Les ministres ukrainiens de l'énergie et de la justice ont démissionné à la suite d'une vaste enquête sur la corruption dans le secteur énergétique du pays.
Le président Volodymyr Zelensky a demandé mercredi la révocation de la ministre de l'énergie Svitlana Grynchuk et du ministre de la justice Herman Halushchenko.
Lundi, des organismes de lutte contre la corruption ont accusé plusieurs personnes d'avoir orchestré un système de détournement de fonds dans le secteur de l'énergie d'une valeur d'environ 100 millions de dollars (76 millions de livres sterling), y compris au sein de l'opérateur nucléaire national Enerhoatom.
Certaines des personnes impliquées dans le scandale sont - ou ont été - des proches collaborateurs de Zelensky.
Le ministre de la justice, Herman Halushchenko, et d'autres ministres et fonctionnaires importants auraient reçu des paiements de la part d'entrepreneurs construisant des fortifications contre les attaques russes sur les infrastructures énergétiques.
Parmi les personnes soupçonnées d'être impliquées, on trouve l'ancien vice-premier ministre Oleksiy Chernyshov et Timur Mindich, un homme d'affaires et copropriétaire de l'ancien studio de télévision de Zelensky, Kvartal95. Ce dernier aurait depuis lors fui le pays.
Halushchenko a déclaré qu'il se défendrait contre ces accusations, tandis que Grynchuk a déclaré sur les médias sociaux : "Dans le cadre de mes activités professionnelles, il n'y a pas eu de violations de la loi" : "Dans le cadre de mes activités professionnelles, il n'y a eu aucune violation de la loi".
Le Bureau national ukrainien de lutte contre la corruption (Nabu) et le Bureau du procureur spécialisé dans la lutte contre la corruption (Sap) ont déclaré que l'enquête - qui a duré 15 mois et a nécessité 1 000 heures d'enregistrements audio - a révélé la participation de plusieurs membres du gouvernement ukrainien.
Selon Nabu, les personnes impliquées ont systématiquement perçu des pots-de-vin de la part des contractants d'Enerhoatom, représentant entre 10 et 15 % de la valeur des contrats.
Les organismes de lutte contre la corruption ont également déclaré que des sommes considérables avaient été blanchies dans le cadre de ce système et ont publié des photographies de sacs remplis d'argent liquide. Les fonds ont ensuite été transférés en dehors de l'Ukraine, y compris en Russie, selon Nabu.

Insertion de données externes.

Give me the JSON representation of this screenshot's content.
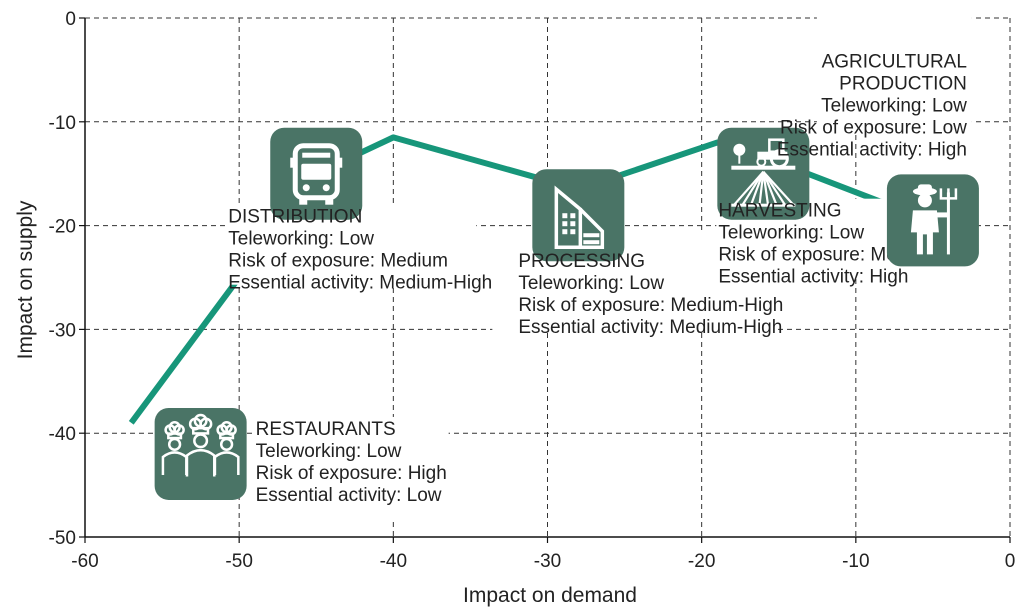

Les procureurs ont allégué que le produit de la fraude avait été blanchi par l'intermédiaire d'un bureau à Kiev lié à la famille de l'ancien législateur ukrainien et actuel sénateur russe Andriy Derkach.
Nabu a publié chaque jour de nouvelles bribes de son enquête et de ses écoutes téléphoniques et, mardi, elle a promis d'en publier d'autres.
Ce scandale s'inscrit dans un contexte d'escalade des attaques russes contre les installations énergétiques ukrainiennes, notamment les sous-stations qui alimentent les centrales nucléaires en électricité.
Elle mettra également en lumière la corruption en Ukraine, qui reste endémique malgré le travail accompli par Nabu et Sap au cours des dix années qui ont suivi leur création.
En juillet, des manifestations nationales ont éclaté à la suite de changements limitant l'indépendance de Nabu et de Sap. Les Ukrainiens craignaient que le pays ne perde le statut convoité de pays candidat à l'adhésion à l'UE, qui lui avait été accordé à condition qu'il mette en place une lutte crédible contre la corruption.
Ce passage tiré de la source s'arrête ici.